2 Visualizations
The featurePlot
function is a wrapper for different lattice
plots to visualize the data. For example, the following figures show the default plot for continuous outcomes generated using the featurePlot
function.
For classification data sets, the iris
data are used for illustration.
str(iris)
## 'data.frame': 150 obs. of 5 variables:
## $ Sepal.Length: num 5.1 4.9 4.7 4.6 5 5.4 4.6 5 4.4 4.9 ...
## $ Sepal.Width : num 3.5 3 3.2 3.1 3.6 3.9 3.4 3.4 2.9 3.1 ...
## $ Petal.Length: num 1.4 1.4 1.3 1.5 1.4 1.7 1.4 1.5 1.4 1.5 ...
## $ Petal.Width : num 0.2 0.2 0.2 0.2 0.2 0.4 0.3 0.2 0.2 0.1 ...
## $ Species : Factor w/ 3 levels "setosa","versicolor",..: 1 1 1 1 1 1 1 1 1 1 ...
Scatterplot Matrix
library(AppliedPredictiveModeling)
transparentTheme(trans = .4)
library(caret)
featurePlot(x = iris[, 1:4],
y = iris$Species,
plot = "pairs",
## Add a key at the top
auto.key = list(columns = 3))
Scatterplot Matrix with Ellipses
featurePlot(x = iris[, 1:4],
y = iris$Species,
plot = "ellipse",
## Add a key at the top
auto.key = list(columns = 3))
Overlayed Density Plots
transparentTheme(trans = .9)
featurePlot(x = iris[, 1:4],
y = iris$Species,
plot = "density",
## Pass in options to xyplot() to
## make it prettier
scales = list(x = list(relation="free"),
y = list(relation="free")),
adjust = 1.5,
pch = "|",
layout = c(4, 1),
auto.key = list(columns = 3))
Box Plots
featurePlot(x = iris[, 1:4],
y = iris$Species,
plot = "box",
## Pass in options to bwplot()
scales = list(y = list(relation="free"),
x = list(rot = 90)),
layout = c(4,1 ),
auto.key = list(columns = 2))
Scatter Plots
For regression, the Boston Housing data is used:
library(mlbench)
data(BostonHousing)
regVar <- c("age", "lstat", "tax")
str(BostonHousing[, regVar])
## 'data.frame': 506 obs. of 3 variables:
## $ age : num 65.2 78.9 61.1 45.8 54.2 58.7 66.6 96.1 100 85.9 ...

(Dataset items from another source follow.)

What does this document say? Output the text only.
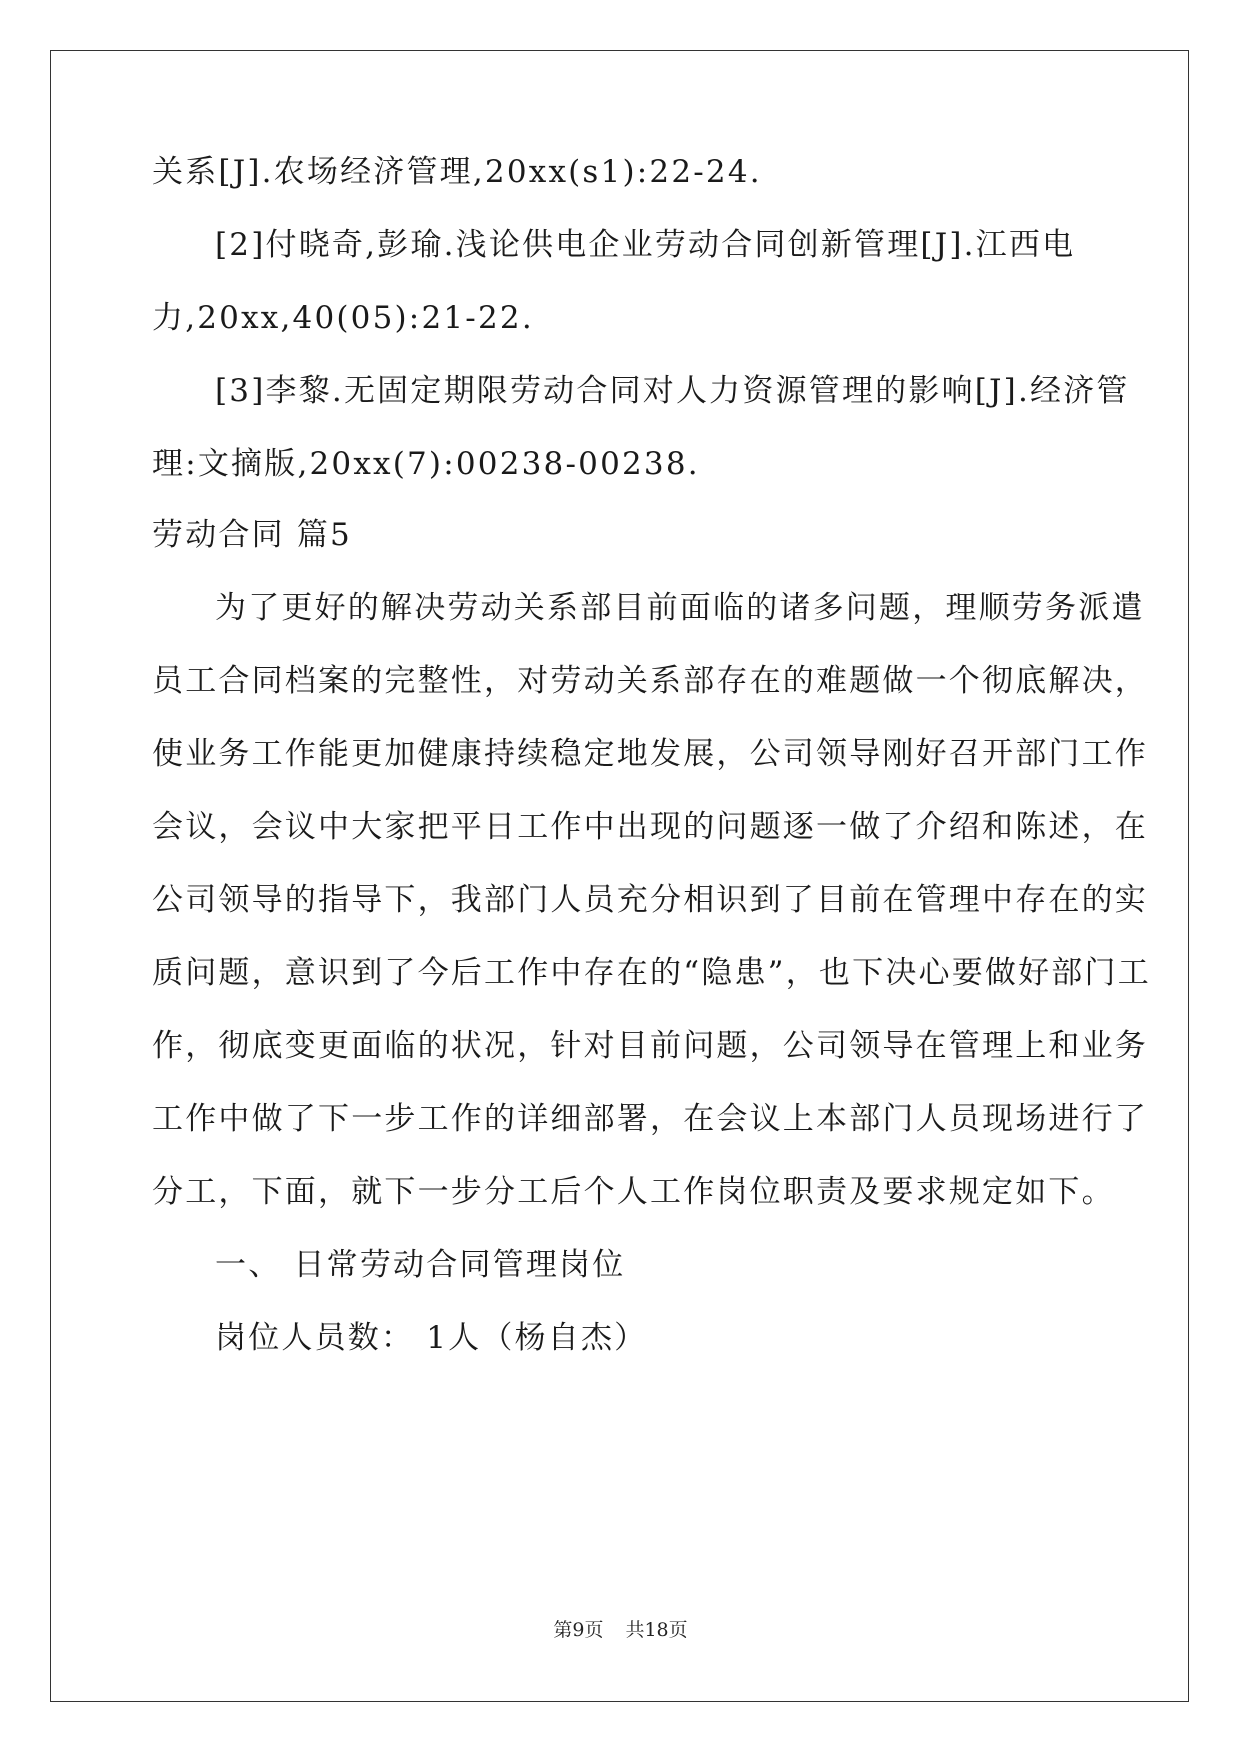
关系[J].农场经济管理,20xx(s1):22-24.
[2]付晓奇,彭瑜.浅论供电企业劳动合同创新管理[J].江西电
力,20xx,40(05):21-22.
[3]李黎.无固定期限劳动合同对人力资源管理的影响[J].经济管
理:文摘版,20xx(7):00238-00238.
劳动合同 篇5
为了更好的解决劳动关系部目前面临的诸多问题，理顺劳务派遣
员工合同档案的完整性，对劳动关系部存在的难题做一个彻底解决，
使业务工作能更加健康持续稳定地发展，公司领导刚好召开部门工作
会议，会议中大家把平日工作中出现的问题逐一做了介绍和陈述，在
公司领导的指导下，我部门人员充分相识到了目前在管理中存在的实
质问题，意识到了今后工作中存在的“隐患”，也下决心要做好部门工
作，彻底变更面临的状况，针对目前问题，公司领导在管理上和业务
工作中做了下一步工作的详细部署，在会议上本部门人员现场进行了
分工，下面，就下一步分工后个人工作岗位职责及要求规定如下。
一、 日常劳动合同管理岗位
岗位人员数： 1人（杨自杰）
第9页 共18页
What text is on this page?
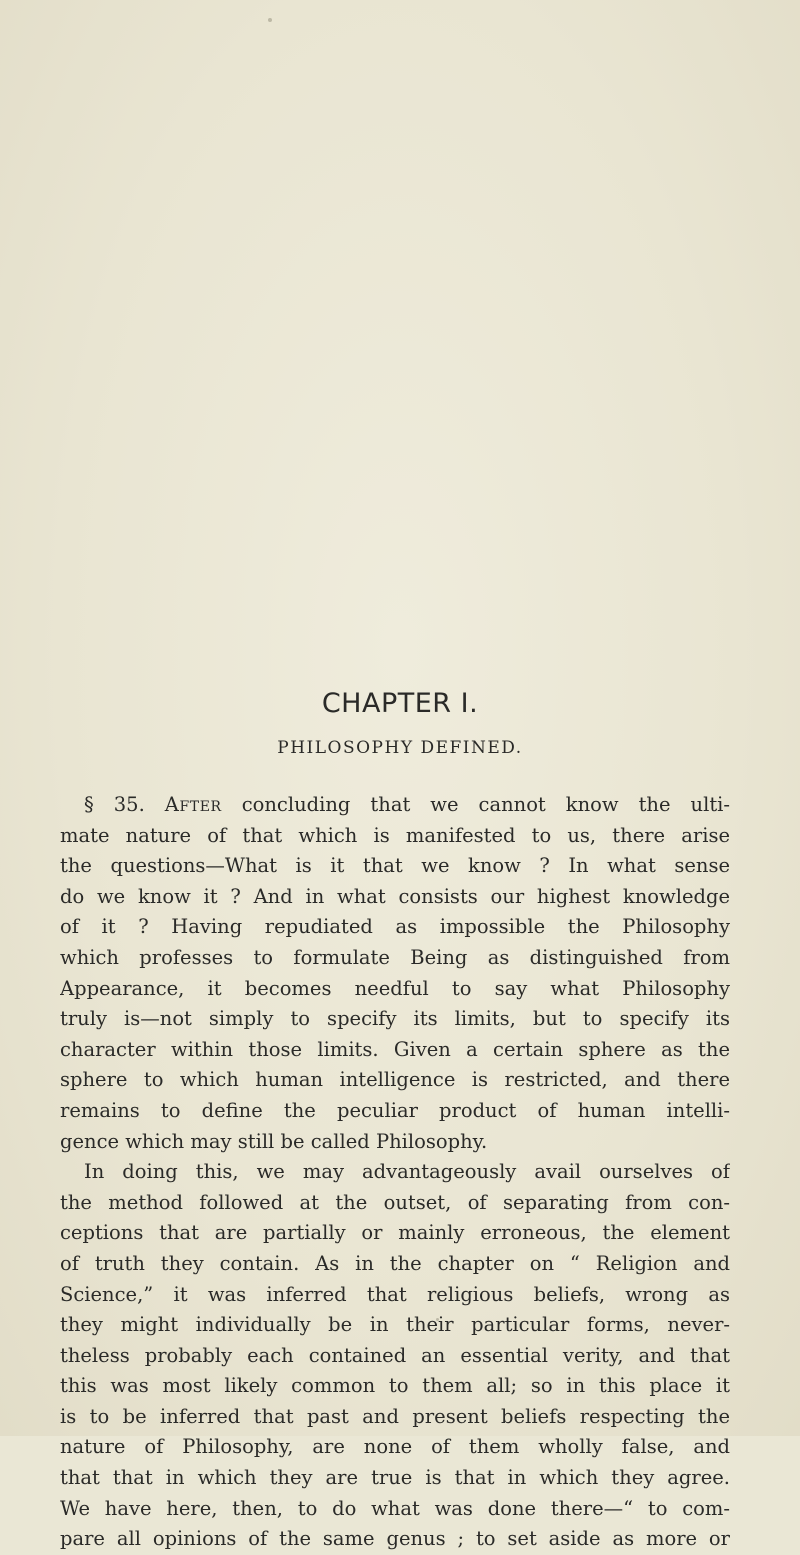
CHAPTER I.
PHILOSOPHY DEFINED.
§ 35. After concluding that we cannot know the ulti-
mate nature of that which is manifested to us, there arise
the questions—What is it that we know ? In what sense
do we know it ? And in what consists our highest knowledge
of it ? Having repudiated as impossible the Philosophy
which professes to formulate Being as distinguished from
Appearance, it becomes needful to say what Philosophy
truly is—not simply to specify its limits, but to specify its
character within those limits. Given a certain sphere as the
sphere to which human intelligence is restricted, and there
remains to define the peculiar product of human intelli-
gence which may still be called Philosophy.
In doing this, we may advantageously avail ourselves of
the method followed at the outset, of separating from con-
ceptions that are partially or mainly erroneous, the element
of truth they contain. As in the chapter on “ Religion and
Science,” it was inferred that religious beliefs, wrong as
they might individually be in their particular forms, never-
theless probably each contained an essential verity, and that
this was most likely common to them all; so in this place it
is to be inferred that past and present beliefs respecting the
nature of Philosophy, are none of them wholly false, and
that that in which they are true is that in which they agree.
We have here, then, to do what was done there—“ to com-
pare all opinions of the same genus ; to set aside as more or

## $ lstat: num 4.98 9.14 4.03 2.94 5.33 ...
## $ tax : num 296 242 242 222 222 222 311 311 311 311 ...
When the predictors are continuous, featurePlot
can be used to create scatter plots of each of the predictors with the outcome. For example:
theme1 <- trellis.par.get()
theme1$plot.symbol$col = rgb(.2, .2, .2, .4)
theme1$plot.symbol$pch = 16
theme1$plot.line$col = rgb(1, 0, 0, .7)
theme1$plot.line$lwd <- 2
trellis.par.set(theme1)
featurePlot(x = BostonHousing[, regVar],
y = BostonHousing$medv,
plot = "scatter",
layout = c(3, 1))
Note that the x-axis scales are different. The function automatically uses scales = list(y = list(relation = "free"))
so you don’t have to add it. We can also pass in options to the lattice
function xyplot
. For example, we can add a scatter plot smoother by passing in new options:
featurePlot(x = BostonHousing[, regVar],
y = BostonHousing$medv,
plot = "scatter",
type = c("p", "smooth"),
span = .5,
layout = c(3, 1))
The options degree
and span
control the smoothness of the smoother.